El tribunal determinó que los hechos constituyeron conspiración para la rebelión, luego de descartar otros cargos planteados inicialmente por la Fiscalía, como rebelión agravada, abuso de autoridad y perturbación de la tranquilidad pública. Además de la pena privativa de la libertad, se estableció un periodo de inhabilitación para ejercer cargos públicos.
El proceso judicial duró aproximadamente ocho meses. El juicio oral concluyó el 21 de noviembre, y la sentencia fue programada para el 27 del mismo mes. Durante el juicio, Castillo cuestionó la imparcialidad de la Sala y, en etapas iniciales, compareció sin defensa privada, por lo que el tribunal le asignó un abogado público. La Sala también rechazó la solicitud de nulidad presentada por su defensa.

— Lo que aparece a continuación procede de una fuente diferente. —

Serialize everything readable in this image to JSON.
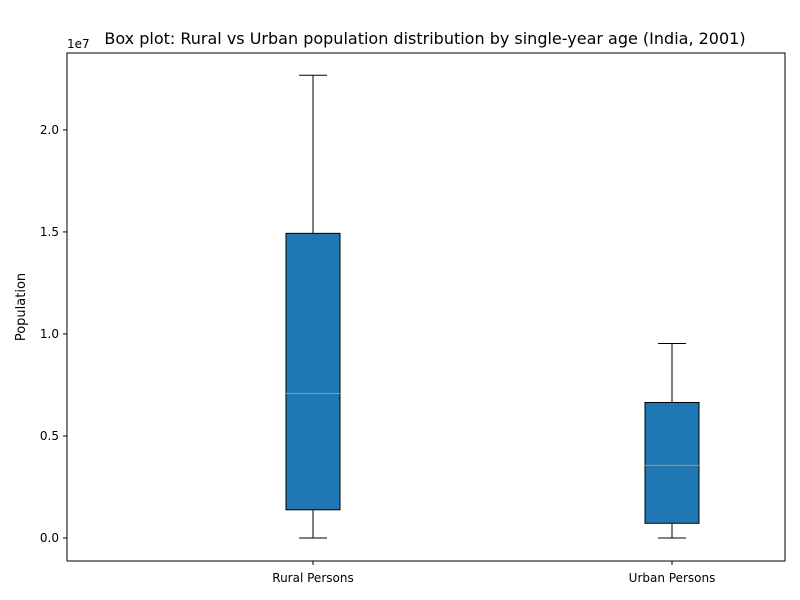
{
  "chart_data": {
    "type": "boxplot",
    "title": "Box plot: Rural vs Urban population distribution by single-year age (India, 2001)",
    "xlabel": "",
    "ylabel": "Population",
    "offset_label": "1e7",
    "ylim": [
      -1130000,
      23770000
    ],
    "yticks": [
      0,
      5000000,
      10000000,
      15000000,
      20000000
    ],
    "ytick_labels": [
      "0.0",
      "0.5",
      "1.0",
      "1.5",
      "2.0"
    ],
    "categories": [
      "Rural Persons",
      "Urban Persons"
    ],
    "boxes": [
      {
        "name": "Rural Persons",
        "whisker_low": 0,
        "q1": 1380000,
        "median": 7080000,
        "q3": 14930000,
        "whisker_high": 22680000
      },
      {
        "name": "Urban Persons",
        "whisker_low": 0,
        "q1": 720000,
        "median": 3560000,
        "q3": 6640000,
        "whisker_high": 9530000
      }
    ],
    "colors": {
      "box_fill": "#1f77b4",
      "median": "#ff7f0e",
      "edge": "#000000"
    }
  }
}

La Fiscalía había pedido una condena de 34 años, pero la recalificación del delito redujo la pena final. El caso también involucra a exfuncionarios de su gobierno, como Betssy Chávez, Aníbal Torres y Willy Huerta, quienes enfrentan procesos paralelos por su presunta participación en los hechos del 7 de diciembre.
Con esta resolución, el Poder Judicial cerró una etapa del proceso abierto tras las acciones impulsadas por Castillo antes de su detención y posterior vacancia por parte del Congreso. La sentencia confirma que el exmandatario deberá cumplir su condena en el centro penitenciario donde permanece desde 2022.